Recognizing the constant presence of the Lord is challenging because He is “unseen”. This attribute of God can be frustrating because of our utmost dependence on sight to perceive our world and complete tasks.
Indeed, how we long to see God’s physical person with our own eyes! Perhaps we would be more inclined to “behave,” to obey what God says and love Him through our actions.
But much of God’s Word explicitly describes man’s inability to remain obedient to God over periods of history, even when His direct intervention is involved. If His physical presence were made clear, much like Adam and Eve had, would we not find a place to hide and shamefully continue in our sin? Doesn’t most sin happen in places of darkness, intentionally performed where no one can see?
The book of Judges is a brutal reflection of this truth, that, left unchecked, man is capable of egregious transgression and constant failure. A tragic (and mildly humorous) cycle is described in the second chapter:
16 Nevertheless, the Lord raised up judges who delivered them out of the hand of those who plundered them. 17 Yet they would not listen to their judges, but they played the harlot with other gods, and bowed down to them. They turned quickly from the way in which their fathers walked, in obeying the commandments of the Lord; they did not do so. 18 And when the Lord raised up judges for them, the Lord was with the judge and delivered them out of the hand of their enemies all the days of the judge; for the Lord was moved to pity by their groaning because of those who oppressed them and harassed them. 19 And it came to pass, when the judge was dead, that they reverted and behaved more corruptly than their fathers, by following other gods, to serve them and bow down to them. They did not cease from their own doings nor from their stubborn way.
Deafness. Reversion. Stubbornness. Corruption. Unceasing.

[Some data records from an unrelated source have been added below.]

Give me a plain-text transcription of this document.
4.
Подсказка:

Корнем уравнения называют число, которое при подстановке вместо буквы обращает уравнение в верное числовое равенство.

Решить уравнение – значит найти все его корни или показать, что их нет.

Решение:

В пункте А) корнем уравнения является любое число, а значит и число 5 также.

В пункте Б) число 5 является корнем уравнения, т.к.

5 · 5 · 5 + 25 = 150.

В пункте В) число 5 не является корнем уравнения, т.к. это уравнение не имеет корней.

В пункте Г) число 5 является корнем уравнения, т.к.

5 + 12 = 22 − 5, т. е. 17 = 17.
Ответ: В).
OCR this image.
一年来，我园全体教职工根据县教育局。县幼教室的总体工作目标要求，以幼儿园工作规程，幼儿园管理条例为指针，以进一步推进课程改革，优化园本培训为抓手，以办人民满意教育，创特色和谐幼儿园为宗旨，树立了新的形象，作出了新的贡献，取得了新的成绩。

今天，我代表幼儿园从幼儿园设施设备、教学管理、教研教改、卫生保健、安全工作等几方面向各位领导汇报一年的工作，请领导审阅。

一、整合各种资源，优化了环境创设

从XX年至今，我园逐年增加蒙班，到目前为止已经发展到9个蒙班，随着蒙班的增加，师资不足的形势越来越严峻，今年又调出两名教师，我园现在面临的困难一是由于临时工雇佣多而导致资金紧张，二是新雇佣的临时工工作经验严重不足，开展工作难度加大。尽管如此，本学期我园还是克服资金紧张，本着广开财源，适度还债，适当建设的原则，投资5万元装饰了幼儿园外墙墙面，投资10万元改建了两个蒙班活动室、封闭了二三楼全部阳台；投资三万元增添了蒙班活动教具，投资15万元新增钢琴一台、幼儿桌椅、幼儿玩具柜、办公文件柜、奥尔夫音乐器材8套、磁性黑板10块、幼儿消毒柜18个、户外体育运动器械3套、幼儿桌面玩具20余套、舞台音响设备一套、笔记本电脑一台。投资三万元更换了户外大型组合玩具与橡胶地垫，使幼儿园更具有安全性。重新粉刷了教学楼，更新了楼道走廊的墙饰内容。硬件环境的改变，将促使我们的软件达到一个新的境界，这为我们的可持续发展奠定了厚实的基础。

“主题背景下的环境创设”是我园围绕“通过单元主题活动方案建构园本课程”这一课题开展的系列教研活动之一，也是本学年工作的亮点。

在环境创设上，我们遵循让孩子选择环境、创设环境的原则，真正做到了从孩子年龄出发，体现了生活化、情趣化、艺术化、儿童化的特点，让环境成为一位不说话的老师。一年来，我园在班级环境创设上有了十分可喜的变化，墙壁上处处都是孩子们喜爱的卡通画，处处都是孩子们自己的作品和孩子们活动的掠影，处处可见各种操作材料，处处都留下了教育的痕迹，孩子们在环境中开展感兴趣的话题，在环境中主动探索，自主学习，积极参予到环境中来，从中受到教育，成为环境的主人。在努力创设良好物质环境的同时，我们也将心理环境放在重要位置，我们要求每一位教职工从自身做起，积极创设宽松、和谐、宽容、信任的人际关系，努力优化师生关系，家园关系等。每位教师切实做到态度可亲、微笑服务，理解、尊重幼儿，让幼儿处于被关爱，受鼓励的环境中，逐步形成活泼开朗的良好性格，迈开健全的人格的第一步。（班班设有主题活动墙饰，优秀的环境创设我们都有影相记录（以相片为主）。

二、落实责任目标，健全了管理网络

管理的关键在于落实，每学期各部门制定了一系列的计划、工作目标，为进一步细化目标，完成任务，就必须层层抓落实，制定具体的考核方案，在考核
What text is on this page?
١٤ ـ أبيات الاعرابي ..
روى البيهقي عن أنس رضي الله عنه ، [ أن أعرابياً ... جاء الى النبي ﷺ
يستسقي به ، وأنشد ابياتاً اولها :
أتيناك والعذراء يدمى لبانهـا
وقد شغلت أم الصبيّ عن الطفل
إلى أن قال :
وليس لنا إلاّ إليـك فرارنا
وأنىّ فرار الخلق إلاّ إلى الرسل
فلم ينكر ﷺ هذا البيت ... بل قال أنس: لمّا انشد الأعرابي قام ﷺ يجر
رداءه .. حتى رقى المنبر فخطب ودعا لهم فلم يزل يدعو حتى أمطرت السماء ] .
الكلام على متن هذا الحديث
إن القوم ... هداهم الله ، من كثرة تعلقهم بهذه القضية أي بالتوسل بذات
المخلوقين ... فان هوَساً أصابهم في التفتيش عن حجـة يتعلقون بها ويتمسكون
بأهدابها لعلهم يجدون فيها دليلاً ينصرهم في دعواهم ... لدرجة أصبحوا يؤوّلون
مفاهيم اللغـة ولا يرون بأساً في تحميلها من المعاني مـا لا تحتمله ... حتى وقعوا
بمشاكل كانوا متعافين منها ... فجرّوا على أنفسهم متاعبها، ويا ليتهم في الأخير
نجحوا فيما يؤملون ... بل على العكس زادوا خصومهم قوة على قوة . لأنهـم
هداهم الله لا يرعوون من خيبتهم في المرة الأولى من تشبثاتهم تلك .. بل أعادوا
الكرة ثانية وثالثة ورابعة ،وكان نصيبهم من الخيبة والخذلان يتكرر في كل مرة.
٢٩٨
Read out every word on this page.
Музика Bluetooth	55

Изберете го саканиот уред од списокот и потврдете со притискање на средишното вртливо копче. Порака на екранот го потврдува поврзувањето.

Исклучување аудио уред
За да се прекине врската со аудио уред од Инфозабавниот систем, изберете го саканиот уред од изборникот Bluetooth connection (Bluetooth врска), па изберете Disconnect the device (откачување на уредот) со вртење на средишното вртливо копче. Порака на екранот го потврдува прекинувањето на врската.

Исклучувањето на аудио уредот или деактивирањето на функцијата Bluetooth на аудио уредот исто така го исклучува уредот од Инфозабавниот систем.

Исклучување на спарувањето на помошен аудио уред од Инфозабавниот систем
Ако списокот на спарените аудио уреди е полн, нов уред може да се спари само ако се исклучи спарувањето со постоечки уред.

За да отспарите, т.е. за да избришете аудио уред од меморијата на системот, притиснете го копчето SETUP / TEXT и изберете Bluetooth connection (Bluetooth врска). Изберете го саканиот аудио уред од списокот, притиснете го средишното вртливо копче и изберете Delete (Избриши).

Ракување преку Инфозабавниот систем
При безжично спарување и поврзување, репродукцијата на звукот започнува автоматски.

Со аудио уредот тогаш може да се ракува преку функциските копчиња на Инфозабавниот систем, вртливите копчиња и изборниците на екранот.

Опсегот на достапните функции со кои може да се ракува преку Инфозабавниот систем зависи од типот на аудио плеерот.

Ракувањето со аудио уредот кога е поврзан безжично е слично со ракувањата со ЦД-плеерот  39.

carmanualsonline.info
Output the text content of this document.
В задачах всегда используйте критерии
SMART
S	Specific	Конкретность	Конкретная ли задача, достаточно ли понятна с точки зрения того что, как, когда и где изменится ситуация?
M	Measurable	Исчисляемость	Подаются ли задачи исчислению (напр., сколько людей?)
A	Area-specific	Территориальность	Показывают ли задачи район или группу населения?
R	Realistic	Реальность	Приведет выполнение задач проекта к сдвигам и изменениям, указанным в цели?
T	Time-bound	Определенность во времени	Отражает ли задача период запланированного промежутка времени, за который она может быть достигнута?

You might think you are above this behavior, but we are all prone. The tragic cycle of man is endless; in our own efforts, we will continue to feel guilt, make amends with God, temporarily improve our behavior, grow calloused to our success, and revert to selfishness and corruption.
But Jesus Christ ruins this cycle.
The first step is recognizing that you need it to end, and that you need Jesus to do it. Humans, particularly Americans, would rather not confess weakness — even those who check in every Sunday for church falsely proclaim victory and strength through personal volition — and we flex our spiritual muscles with the intent of winning this internal battle, that next time we’ll try harder. But we are weak. We will fail. We need Jesus.
But once we recognize our shortcomings and we begin to rest in Jesus, who is the perfecter of our faith, we no longer have to “make up” for our failure. The guilt of our past is removed, and our confidence is no longer in how good we’re doing, but in where we already stand in God’s favor. We will WANT to “behave”. With immersion in God’s grace, you don’t have to go on a behavioral crash diet, because you’re already in excellent shape.
I could go on, but I would like the reader to stand in this simple truth: Jesus Christ took care of it. We must be circumspect and recognize that we should always keep watch to avoid pitfalls, but if you find yourself in a cycle of sin today, know that there is an end to it. You don’t have to try harder to beat it out.
God’s presence IS constant, and it is in Jesus Christ. Whether or not He is perceptible to you today, be encouraged by the availability of endless second chances. The cycle is over.